Pada 15 Mei 2023, Presiden Joko Widodo menandatangani Peraturan Pemerintah Nomor 26 Tahun 2023 tentang Pengelolaan Hasil Sedimentasi di Laut. Lewat regulasi ini, pemerintah kembali mengizinkan ekspor pasir laut yang sebelumnya dilarang pada era Presiden Megawati Soekarnoputri.
Anggota Komisi II DPRD Kepri, Onward Siahaan, Jumat (9/6/2023), mengatakan, pemanfaatan sumber daya laut harus berkontribusi positif terhadap kesejahteraan masyarakat pesisir. Nelayan tidak boleh dirugikan akibat kebijakan pemerintah untuk membuka kembali ekspor pasir laut.
”Penambangan pasir laut, atau bila menggunakan istilah pemerintah disebut pembersihan sedimentasi laut, harus dilakukan secara selektif. Pemerintah harus memastikan jangan sampai karena tambang, nelayan jadi kehilangan mata pencarian, dan jangan sampai karena tambang, pulau-pulau kecil jadi abrasi,” kata Onward saat dihubungi.
Menurut Kepala Dinas Kelautan dan Perikanan Kepri Said Sudrajat, keluarnya PP No 26/2023 memancing reaksi yang beragam dari warga. Sebagian ada yang menganggap itu adalah peluang bagi daerah untuk menambah pendapatan, tetapi sebagian merasa khawatir karena berkaca terhadap dampak buruk tambang pasir laut pada 20 tahun lalu.

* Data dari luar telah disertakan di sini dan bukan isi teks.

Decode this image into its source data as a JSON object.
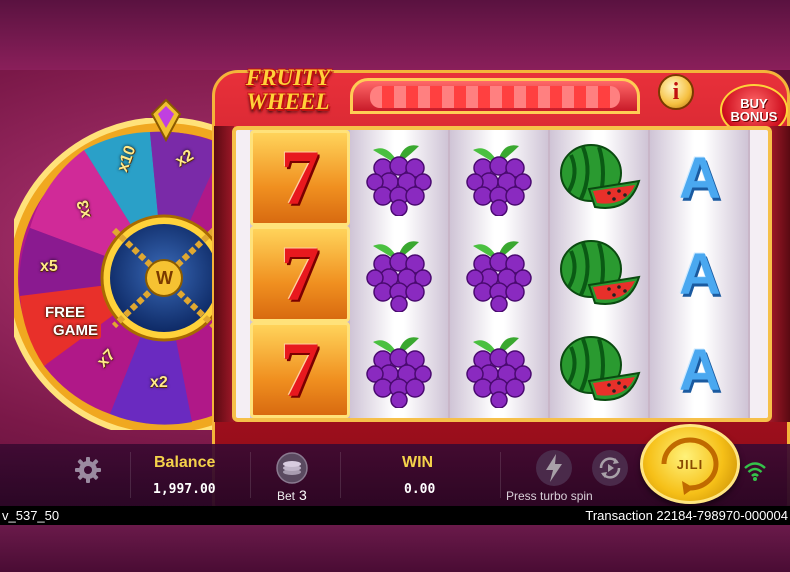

”Yang paling khawatir adalah pelaku usaha perikanan tangkap dan perikanan budidaya. Oleh karena itu, kami mohon agar dibuat peraturan turunan untuk menjamin supaya nantinya sarana yang digunakan (untuk mengambil pasir) benar-benar ramah lingkungan,” ujar Said dalam Forum Grup Diskusi (FGD) tentang Pengelolaan Hasil Sedimentasi di Laut yang diadakan Kementerian Kelautan dan Perikanan (KKP) di Batam pada 8 Juni lalu.